The Correlations tool outputs Pearson correlation coefficients for each dinucleotide at each position of the nucleosomal sequence minus 146. The info field contains position and value of the maximum correlation for each dinucleotide. The maximum correlation among all dinucleotides is 0.669 at the position 25 for the AA providing a very strong support that a nucleosome starts at the position 25 from the start of the fasta sequence. Figure 2 shows Line with focus (NVD3) visualization of the correlations of AA, CC and AC dinucleotides.

Figure 2. Correlations across a nucleosome sequence for frequency profiles of the CC, AA, AC dinucleotides.
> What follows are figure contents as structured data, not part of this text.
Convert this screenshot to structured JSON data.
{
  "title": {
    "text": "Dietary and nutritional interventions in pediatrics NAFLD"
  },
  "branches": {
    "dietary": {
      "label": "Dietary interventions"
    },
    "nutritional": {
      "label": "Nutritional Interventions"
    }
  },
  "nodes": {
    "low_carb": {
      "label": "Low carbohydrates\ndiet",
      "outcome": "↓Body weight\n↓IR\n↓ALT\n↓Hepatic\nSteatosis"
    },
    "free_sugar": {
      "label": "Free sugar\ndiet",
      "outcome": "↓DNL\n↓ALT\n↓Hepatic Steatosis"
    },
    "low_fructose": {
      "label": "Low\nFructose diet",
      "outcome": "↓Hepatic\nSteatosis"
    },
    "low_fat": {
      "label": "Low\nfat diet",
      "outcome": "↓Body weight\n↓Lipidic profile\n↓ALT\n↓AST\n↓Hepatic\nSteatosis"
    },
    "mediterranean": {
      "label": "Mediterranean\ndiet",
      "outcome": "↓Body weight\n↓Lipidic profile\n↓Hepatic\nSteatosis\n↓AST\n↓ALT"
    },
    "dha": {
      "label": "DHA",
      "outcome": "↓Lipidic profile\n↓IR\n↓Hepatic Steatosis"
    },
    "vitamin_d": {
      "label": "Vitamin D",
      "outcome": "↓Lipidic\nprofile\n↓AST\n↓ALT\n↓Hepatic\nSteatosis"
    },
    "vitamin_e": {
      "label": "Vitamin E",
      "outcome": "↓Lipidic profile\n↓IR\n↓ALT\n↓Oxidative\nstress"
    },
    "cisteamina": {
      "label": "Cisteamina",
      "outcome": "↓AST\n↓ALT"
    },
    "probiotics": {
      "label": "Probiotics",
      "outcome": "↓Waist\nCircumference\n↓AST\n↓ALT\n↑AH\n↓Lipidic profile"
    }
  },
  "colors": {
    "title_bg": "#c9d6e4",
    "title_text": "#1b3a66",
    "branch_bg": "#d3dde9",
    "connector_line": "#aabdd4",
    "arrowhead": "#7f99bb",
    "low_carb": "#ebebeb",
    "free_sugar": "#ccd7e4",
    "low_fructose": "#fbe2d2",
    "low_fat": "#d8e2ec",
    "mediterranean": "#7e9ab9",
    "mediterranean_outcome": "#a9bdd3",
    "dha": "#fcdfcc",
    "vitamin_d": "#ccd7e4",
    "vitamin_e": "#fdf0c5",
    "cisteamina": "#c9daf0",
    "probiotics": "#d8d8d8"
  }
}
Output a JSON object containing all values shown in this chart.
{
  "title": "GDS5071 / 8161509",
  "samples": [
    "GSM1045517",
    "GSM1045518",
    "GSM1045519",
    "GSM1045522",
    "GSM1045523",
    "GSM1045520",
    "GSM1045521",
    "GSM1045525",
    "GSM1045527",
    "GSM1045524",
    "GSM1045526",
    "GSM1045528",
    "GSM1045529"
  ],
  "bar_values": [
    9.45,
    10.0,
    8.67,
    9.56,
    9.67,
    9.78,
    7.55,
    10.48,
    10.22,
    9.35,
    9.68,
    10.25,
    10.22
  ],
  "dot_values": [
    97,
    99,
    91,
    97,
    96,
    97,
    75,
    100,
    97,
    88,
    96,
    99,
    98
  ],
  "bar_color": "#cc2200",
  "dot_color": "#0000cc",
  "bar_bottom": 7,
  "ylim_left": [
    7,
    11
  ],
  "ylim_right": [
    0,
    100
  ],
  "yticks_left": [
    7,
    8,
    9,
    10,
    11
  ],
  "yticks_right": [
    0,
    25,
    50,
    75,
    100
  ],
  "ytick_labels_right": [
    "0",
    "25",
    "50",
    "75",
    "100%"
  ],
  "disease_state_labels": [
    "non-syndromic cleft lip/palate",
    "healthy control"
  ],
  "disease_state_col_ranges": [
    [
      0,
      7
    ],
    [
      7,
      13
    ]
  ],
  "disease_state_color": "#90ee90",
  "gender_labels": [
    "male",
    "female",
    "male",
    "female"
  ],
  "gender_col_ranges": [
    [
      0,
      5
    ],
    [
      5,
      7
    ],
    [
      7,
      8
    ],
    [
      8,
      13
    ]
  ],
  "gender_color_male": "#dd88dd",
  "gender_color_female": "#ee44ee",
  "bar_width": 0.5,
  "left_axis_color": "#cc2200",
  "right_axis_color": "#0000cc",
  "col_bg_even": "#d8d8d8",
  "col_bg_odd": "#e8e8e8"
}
In the previous step we have chosen start position of the nucleosome as 25. To further analyze patterns of the dnucleotide occurrences in nucleosomal DNA select only the interval of the nucleosome in the dinucleotide frequency profile data:

• From the Tools panel in a Dnpatterntools section select Select interval tool
• In the field Table of profiles select Dinucleotide frequencies of control mouse data
• In the field Start position input 25
• In the field Start position input 146 (this is default option, this is a length of the nucleosome 146 base pairs)
• In the field Dinucleotides input all 16 dinucleotides separated by space (this is a default option)
• Press Execute
• Inspect the data
• Rename the new dataset to Selected Dinucleotide frequencies of control mouse

The symmetrization of the selected frequency profiles means superimposition of the dinucleotide frequency profiles from forward and complementary sequences with respect to a central dyad position of the frequency profile. To symmetrize:

• From the Tools panel in a Dnpatterntools section select Symmetrize tool
• In the field input1 select Selected Dinucleotide frequencies of control mouse data
• Press Execute
• Inspect the data
• Rename the new dataset to Symmetrized Dinucleotide frequencies of control mouse

Statistically, composite profiles reveal most prominent features in frequency patterns in nucleosomal DNA sequences. To compute composite dinucleotide profiles of Weak/Weak WW (W = A or T) Strong/Strong SS (S = C or G) Purine/Purine RR (R = A or G) and Pyrimidine/Pyrimidine YY (Y=C or T) from the symmetrized profiles:

• From the Tools panel in a Dnpatterntools section select Composite profiles tool
• In the field input1 select Symmetrized Dinucleotide frequencies of control mouse data
• Press Execute
• Rename the new dataset to Composite Symmetrized Dinucleotide frequencies of control mouse

At this step the Composite Symmetrized Dinucleotide frequencies of control mouse dataset contains noisy patterns of dinucleotide frequeny distributions as is shown in Figure 3.

Figure 3. Symmetrized patterns of AA and TT dinucleotides in nucleosomal DNA sequences.